According to his attorney, Robert Luskin, Rove is in no danger of criminal charges. Luskin told me that prosecutor Patrick Fitzgerald assured Rove that he is not a target of the investigation. Whether the disclosure of the e-mail exchange with Time reporter Matt Cooper changes this remains to be seen, but Luskin insists that there is nothing in the e-mail that Rove has not already discussed with prosecutors and the grand jury.

Rove's more immediate problem, it would seem, is the President's pronouncement that he would fire anyone associated with the leak. Rove may not have said the words "Valerie Plame" to Matt Cooper, but according to the e-mail, he did disclose that former Ambassador Joseph Wilson's wife "apparently works" at the CIA.
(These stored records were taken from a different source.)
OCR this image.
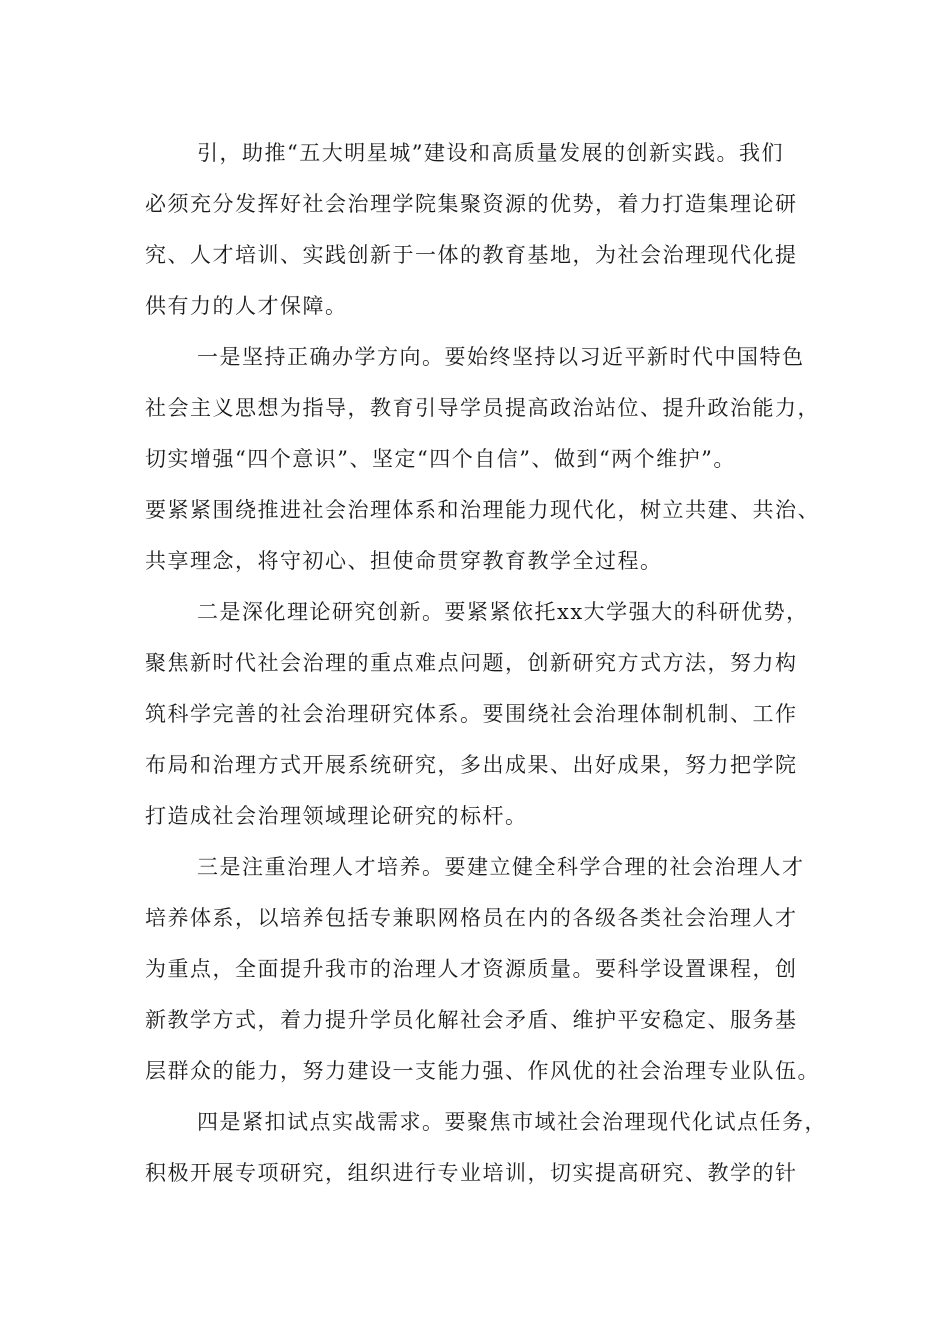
引，助推“五大明星城”建设和高质量发展的创新实践。我们
必须充分发挥好社会治理学院集聚资源的优势，着力打造集理论研
究、人才培训、实践创新于一体的教育基地，为社会治理现代化提
供有力的人才保障。
一是坚持正确办学方向。要始终坚持以习近平新时代中国特色
社会主义思想为指导，教育引导学员提高政治站位、提升政治能力，
切实增强“四个意识”、坚定“四个自信”、做到“两个维护”。
要紧紧围绕推进社会治理体系和治理能力现代化，树立共建、共治、
共享理念，将守初心、担使命贯穿教育教学全过程。
二是深化理论研究创新。要紧紧依托xx大学强大的科研优势，
聚焦新时代社会治理的重点难点问题，创新研究方式方法，努力构
筑科学完善的社会治理研究体系。要围绕社会治理体制机制、工作
布局和治理方式开展系统研究，多出成果、出好成果，努力把学院
打造成社会治理领域理论研究的标杆。
三是注重治理人才培养。要建立健全科学合理的社会治理人才
培养体系，以培养包括专兼职网格员在内的各级各类社会治理人才
为重点，全面提升我市的治理人才资源质量。要科学设置课程，创
新教学方式，着力提升学员化解社会矛盾、维护平安稳定、服务基
层群众的能力，努力建设一支能力强、作风优的社会治理专业队伍。
四是紧扣试点实战需求。要聚焦市域社会治理现代化试点任务，
积极开展专项研究，组织进行专业培训，切实提高研究、教学的针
As many people have pointed out, any good reporter could easily find out who Joe Wilson is married to. Does it amount to a leak of "classified" information? The President must weigh degree and intent of what Rove was attempting to do -- which Rove's attorney says was nothing more than to steer a reporter off of potentially bad information.

In the political world of the White House, though, perhaps Rove's greatest transgression is that he has become a "distraction" for a President who is desperately trying to stay on message this summer -- to get a significant piece of his second term agenda through Congress before the August recess.